The resort will feature a raft of innovative and first-class amenities to guests, turning the top of Mount Washington into an international destination:

  • A fully-enclosed Skybridge will connect the hotel to the summit marker, making it easy for guests to snap selfies regardless of the weather conditions.
  • Resort guests will have exclusive access to a new FastPass system (modeled after Disney Resorts) for access to the mountain’s summit marker, allowing them to skip the lines of hikers and visit the tippy-top whenever is most convenient for them.
  • The resort will feature the world’s first “outdoor” sports book: Place our bets on hockey, basketball, as well as the whether or not the winds will top 100 mph tonight or how much rime ice will form on the building’s facade!
  • An observation deck on the hotel’s upper floors allows guests to watch the thru-hikers and dirtbags painstakingly walking to the top.
  • A custom-built, paved, guest-only 0.5-mile “Nature Trail” will encircle the resort, immersing guests in the full, natural Mount Washington experience.
  • Visitors to the resort will get a complimentary “I Climbed Mount Washington” bumper sticker, even if they didn’t hike there—It’ll be our little secret!

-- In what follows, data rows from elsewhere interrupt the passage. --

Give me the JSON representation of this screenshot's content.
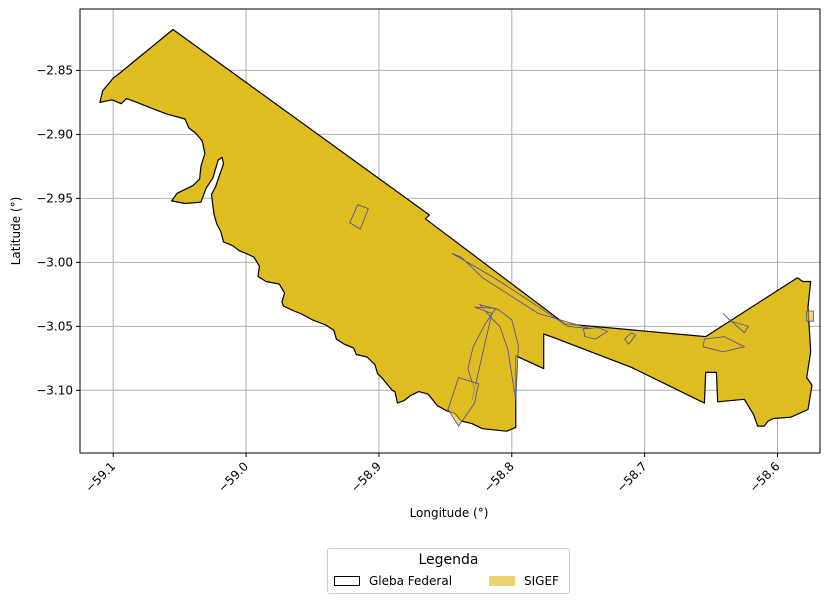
{
  "chart_data": {
    "type": "map",
    "xlabel": "Longitude (°)",
    "ylabel": "Latitude (°)",
    "xlim": [
      -59.125,
      -58.568
    ],
    "ylim": [
      -3.149,
      -2.802
    ],
    "grid": true,
    "x_ticks": [
      {
        "value": -59.1,
        "label": "−59.1"
      },
      {
        "value": -59.0,
        "label": "−59.0"
      },
      {
        "value": -58.9,
        "label": "−58.9"
      },
      {
        "value": -58.8,
        "label": "−58.8"
      },
      {
        "value": -58.7,
        "label": "−58.7"
      },
      {
        "value": -58.6,
        "label": "−58.6"
      }
    ],
    "y_ticks": [
      {
        "value": -2.85,
        "label": "−2.85"
      },
      {
        "value": -2.9,
        "label": "−2.90"
      },
      {
        "value": -2.95,
        "label": "−2.95"
      },
      {
        "value": -3.0,
        "label": "−3.00"
      },
      {
        "value": -3.05,
        "label": "−3.05"
      },
      {
        "value": -3.1,
        "label": "−3.10"
      }
    ],
    "colors": {
      "gleba_edge": "#000000",
      "sigef_fill": "#dfbc20",
      "sigef_edge": "#4a4aa0",
      "grid": "#b0b0b0"
    },
    "gleba_outline": [
      [
        -59.055,
        -2.818
      ],
      [
        -58.862,
        -2.963
      ],
      [
        -58.865,
        -2.966
      ],
      [
        -58.76,
        -3.048
      ],
      [
        -58.654,
        -3.058
      ],
      [
        -58.585,
        -3.012
      ],
      [
        -58.581,
        -3.015
      ],
      [
        -58.575,
        -3.015
      ],
      [
        -58.577,
        -3.035
      ],
      [
        -58.575,
        -3.07
      ],
      [
        -58.578,
        -3.09
      ],
      [
        -58.574,
        -3.096
      ],
      [
        -58.577,
        -3.115
      ],
      [
        -58.59,
        -3.121
      ],
      [
        -58.603,
        -3.122
      ],
      [
        -58.607,
        -3.124
      ],
      [
        -58.61,
        -3.128
      ],
      [
        -58.615,
        -3.128
      ],
      [
        -58.618,
        -3.119
      ],
      [
        -58.625,
        -3.107
      ],
      [
        -58.645,
        -3.109
      ],
      [
        -58.646,
        -3.086
      ],
      [
        -58.654,
        -3.086
      ],
      [
        -58.655,
        -3.11
      ],
      [
        -58.71,
        -3.082
      ],
      [
        -58.768,
        -3.059
      ],
      [
        -58.776,
        -3.056
      ],
      [
        -58.776,
        -3.083
      ],
      [
        -58.797,
        -3.073
      ],
      [
        -58.797,
        -3.129
      ],
      [
        -58.804,
        -3.132
      ],
      [
        -58.822,
        -3.13
      ],
      [
        -58.83,
        -3.126
      ],
      [
        -58.838,
        -3.124
      ],
      [
        -58.843,
        -3.118
      ],
      [
        -58.849,
        -3.116
      ],
      [
        -58.856,
        -3.112
      ],
      [
        -58.863,
        -3.103
      ],
      [
        -58.87,
        -3.101
      ],
      [
        -58.876,
        -3.104
      ],
      [
        -58.881,
        -3.108
      ],
      [
        -58.886,
        -3.11
      ],
      [
        -58.888,
        -3.101
      ],
      [
        -58.89,
        -3.1
      ],
      [
        -58.898,
        -3.09
      ],
      [
        -58.901,
        -3.087
      ],
      [
        -58.903,
        -3.08
      ],
      [
        -58.909,
        -3.074
      ],
      [
        -58.917,
        -3.072
      ],
      [
        -58.919,
        -3.067
      ],
      [
        -58.926,
        -3.064
      ],
      [
        -58.932,
        -3.06
      ],
      [
        -58.934,
        -3.053
      ],
      [
        -58.94,
        -3.049
      ],
      [
        -58.95,
        -3.045
      ],
      [
        -58.959,
        -3.04
      ],
      [
        -58.964,
        -3.038
      ],
      [
        -58.972,
        -3.034
      ],
      [
        -58.973,
        -3.031
      ],
      [
        -58.971,
        -3.024
      ],
      [
        -58.975,
        -3.017
      ],
      [
        -58.985,
        -3.015
      ],
      [
        -58.991,
        -3.011
      ],
      [
        -58.99,
        -3.003
      ],
      [
        -58.994,
        -2.996
      ],
      [
        -59.0,
        -2.993
      ],
      [
        -59.005,
        -2.991
      ],
      [
        -59.01,
        -2.987
      ],
      [
        -59.017,
        -2.984
      ],
      [
        -59.019,
        -2.976
      ],
      [
        -59.022,
        -2.97
      ],
      [
        -59.024,
        -2.963
      ],
      [
        -59.025,
        -2.956
      ],
      [
        -59.026,
        -2.947
      ],
      [
        -59.023,
        -2.941
      ],
      [
        -59.02,
        -2.932
      ],
      [
        -59.017,
        -2.923
      ],
      [
        -59.018,
        -2.918
      ],
      [
        -59.021,
        -2.92
      ],
      [
        -59.025,
        -2.934
      ],
      [
        -59.03,
        -2.942
      ],
      [
        -59.034,
        -2.953
      ],
      [
        -59.046,
        -2.954
      ],
      [
        -59.056,
        -2.952
      ],
      [
        -59.052,
        -2.946
      ],
      [
        -59.04,
        -2.94
      ],
      [
        -59.035,
        -2.935
      ],
      [
        -59.034,
        -2.925
      ],
      [
        -59.031,
        -2.915
      ],
      [
        -59.033,
        -2.905
      ],
      [
        -59.038,
        -2.899
      ],
      [
        -59.043,
        -2.895
      ],
      [
        -59.046,
        -2.888
      ],
      [
        -59.06,
        -2.884
      ],
      [
        -59.075,
        -2.878
      ],
      [
        -59.082,
        -2.875
      ],
      [
        -59.09,
        -2.872
      ],
      [
        -59.094,
        -2.876
      ],
      [
        -59.101,
        -2.873
      ],
      [
        -59.11,
        -2.875
      ],
      [
        -59.108,
        -2.866
      ],
      [
        -59.1,
        -2.856
      ],
      [
        -59.095,
        -2.852
      ]
    ],
    "sigef_parcels": [
      [
        [
          -58.916,
          -2.955
        ],
        [
          -58.908,
          -2.958
        ],
        [
          -58.914,
          -2.974
        ],
        [
          -58.922,
          -2.969
        ]
      ],
      [
        [
          -58.845,
          -2.993
        ],
        [
          -58.815,
          -3.011
        ],
        [
          -58.8,
          -3.021
        ],
        [
          -58.758,
          -3.05
        ],
        [
          -58.74,
          -3.052
        ],
        [
          -58.78,
          -3.04
        ],
        [
          -58.822,
          -3.012
        ],
        [
          -58.838,
          -2.996
        ]
      ],
      [
        [
          -58.824,
          -3.033
        ],
        [
          -58.81,
          -3.037
        ],
        [
          -58.8,
          -3.045
        ],
        [
          -58.795,
          -3.065
        ],
        [
          -58.797,
          -3.108
        ],
        [
          -58.803,
          -3.068
        ],
        [
          -58.809,
          -3.05
        ],
        [
          -58.815,
          -3.044
        ]
      ],
      [
        [
          -58.828,
          -3.035
        ],
        [
          -58.812,
          -3.036
        ],
        [
          -58.82,
          -3.048
        ],
        [
          -58.829,
          -3.066
        ],
        [
          -58.833,
          -3.083
        ],
        [
          -58.828,
          -3.1
        ],
        [
          -58.83,
          -3.108
        ],
        [
          -58.815,
          -3.04
        ]
      ],
      [
        [
          -58.84,
          -3.09
        ],
        [
          -58.825,
          -3.095
        ],
        [
          -58.828,
          -3.11
        ],
        [
          -58.84,
          -3.128
        ],
        [
          -58.848,
          -3.115
        ]
      ],
      [
        [
          -58.746,
          -3.052
        ],
        [
          -58.735,
          -3.051
        ],
        [
          -58.728,
          -3.054
        ],
        [
          -58.737,
          -3.06
        ],
        [
          -58.745,
          -3.058
        ]
      ],
      [
        [
          -58.71,
          -3.055
        ],
        [
          -58.707,
          -3.057
        ],
        [
          -58.712,
          -3.064
        ],
        [
          -58.715,
          -3.06
        ]
      ],
      [
        [
          -58.641,
          -3.04
        ],
        [
          -58.625,
          -3.055
        ],
        [
          -58.622,
          -3.05
        ],
        [
          -58.635,
          -3.046
        ]
      ],
      [
        [
          -58.655,
          -3.06
        ],
        [
          -58.64,
          -3.058
        ],
        [
          -58.625,
          -3.066
        ],
        [
          -58.641,
          -3.07
        ],
        [
          -58.656,
          -3.066
        ]
      ],
      [
        [
          -58.578,
          -3.038
        ],
        [
          -58.573,
          -3.038
        ],
        [
          -58.573,
          -3.046
        ],
        [
          -58.578,
          -3.046
        ]
      ]
    ],
    "legend": {
      "title": "Legenda",
      "placement": "bottom-center, below axes",
      "items": [
        {
          "label": "Gleba Federal",
          "style": "outline"
        },
        {
          "label": "SIGEF",
          "style": "fill"
        }
      ]
    }
  }
}
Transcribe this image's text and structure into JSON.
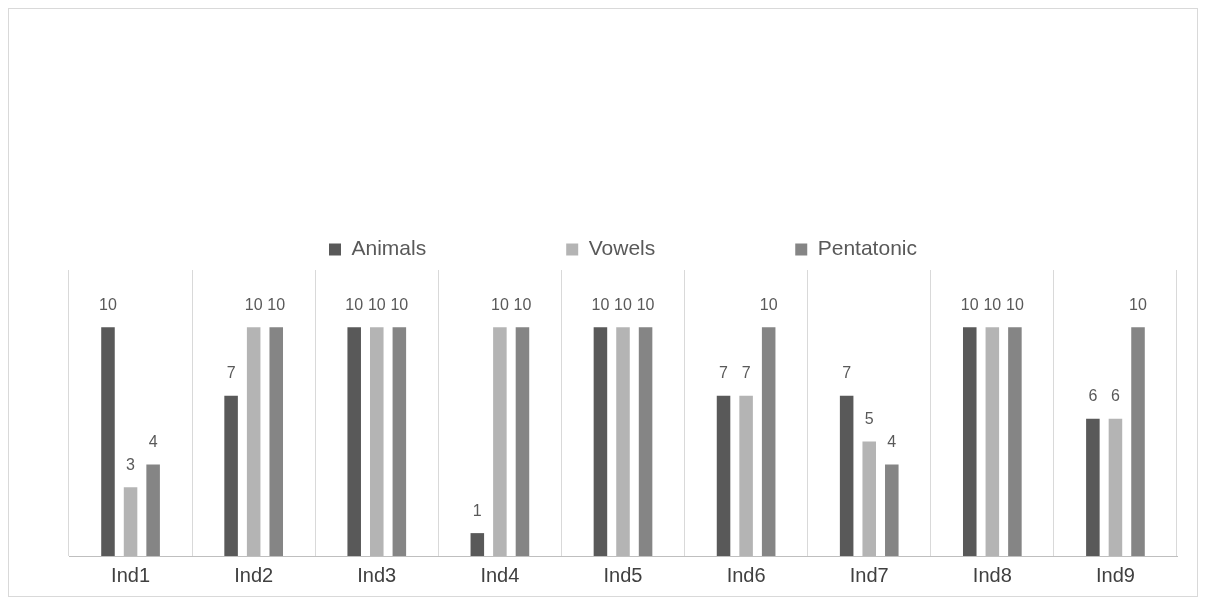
{
  "chart_data": {
    "type": "bar",
    "categories": [
      "Ind1",
      "Ind2",
      "Ind3",
      "Ind4",
      "Ind5",
      "Ind6",
      "Ind7",
      "Ind8",
      "Ind9"
    ],
    "series": [
      {
        "name": "Animals",
        "color": "#595959",
        "values": [
          10,
          7,
          10,
          1,
          10,
          7,
          7,
          10,
          6
        ]
      },
      {
        "name": "Vowels",
        "color": "#b4b4b4",
        "values": [
          3,
          10,
          10,
          10,
          10,
          7,
          5,
          10,
          6
        ]
      },
      {
        "name": "Pentatonic",
        "color": "#858585",
        "values": [
          4,
          10,
          10,
          10,
          10,
          10,
          4,
          10,
          10
        ]
      }
    ],
    "ylim": [
      0,
      12.5
    ],
    "tick_labels": "x",
    "grid": "x",
    "legend": "top",
    "data_labels": true
  }
}
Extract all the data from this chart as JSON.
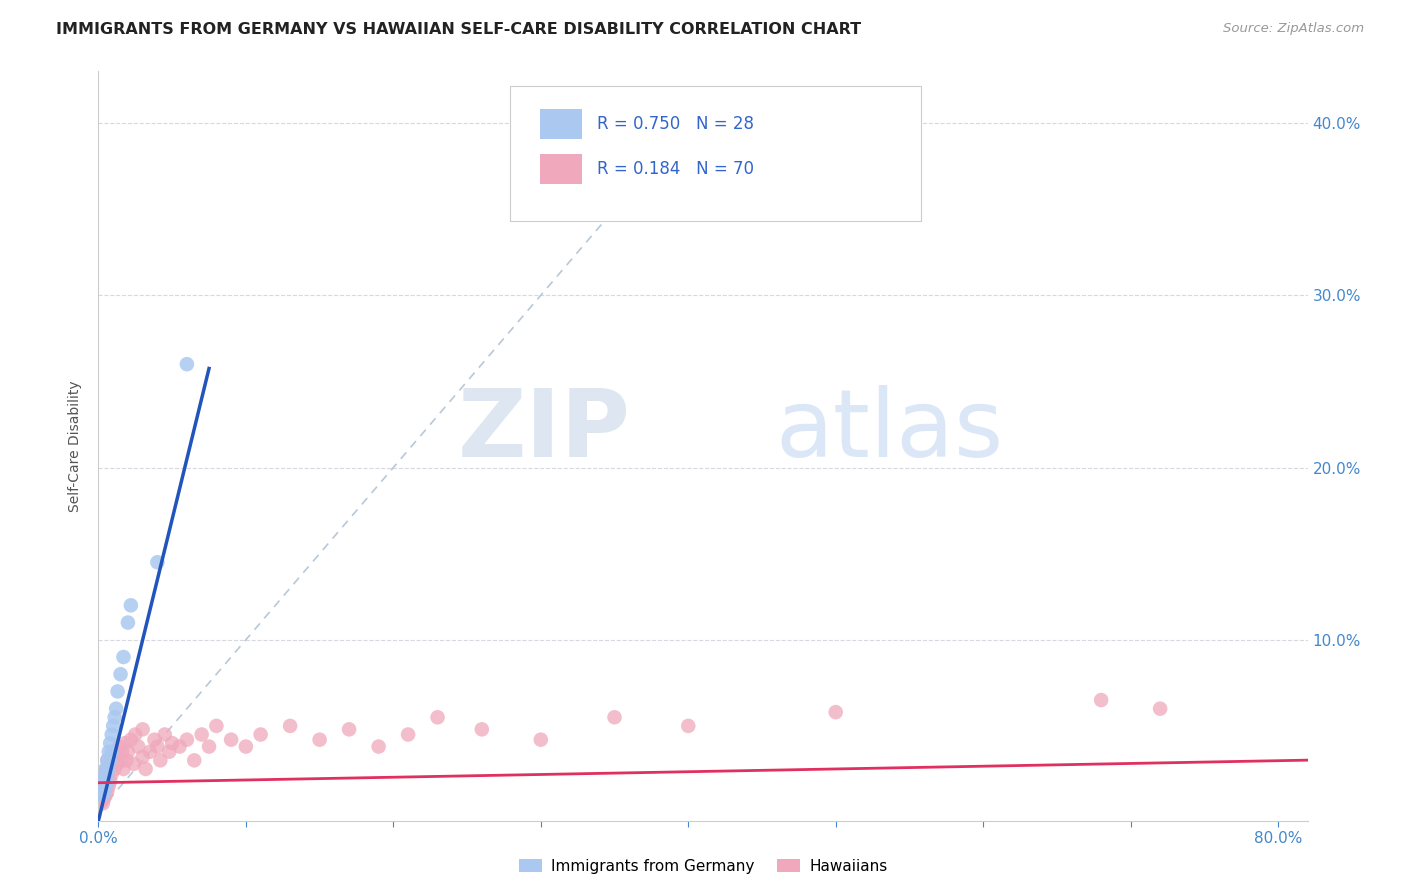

The hotel’s groundbreaking this summer will come amid a flurry of development news on Mount Washington. “Everyone else is developing up there, why not us?” said Pat O’Malley, EMS’s eCommerce chief. The resort wouldn’t be the first hotel to grace the mountain’s peak: It would be the successor to the Summit House Hotel which began welcoming guests in 1852 and featured 91 rooms, directly on the summit in the location where the Sherman Adams Building stands today. The hotel was torn down in the 1950s. However, the Eastern Mountain Sports Hotel & Casino would be the largest and fanciest of the mountain’s facilities, as well as the first with a full casino.

Jackpots higher than the summits and slots looser than Tuckerman’s snowpack!

The Hotel & Casino will be open to visitors year-round, allowing helicopter-accessed and professionally-guided sledding and tubing in Tuckerman Ravine. Unlike other facilities on the mountain, the resort will be accessible to stranded winter hikers without reservations in need of shelter (for an increased rate). For those unable to afford the emergency lodging, Naomi Watts has already signed on with a major production company to star in the first survival story feature film which will inevitably result from the resort.

“Mount Washington is a truly beautiful place,” said EMS Brand Manager Ellen Estabrook. “And so is Las Vegas. We’re excited we could combine the two to make a destination that’s truly special.” Estabrook hinted that the brand has similar plans in mind for other scenic Northeast locales including Baxter State Park, Mount Monadnock, and the Adirondacks’ Avalanche Pass. “Basically all the most beautiful locations—We really feel like they could benefit from a large hotel and more visitors.”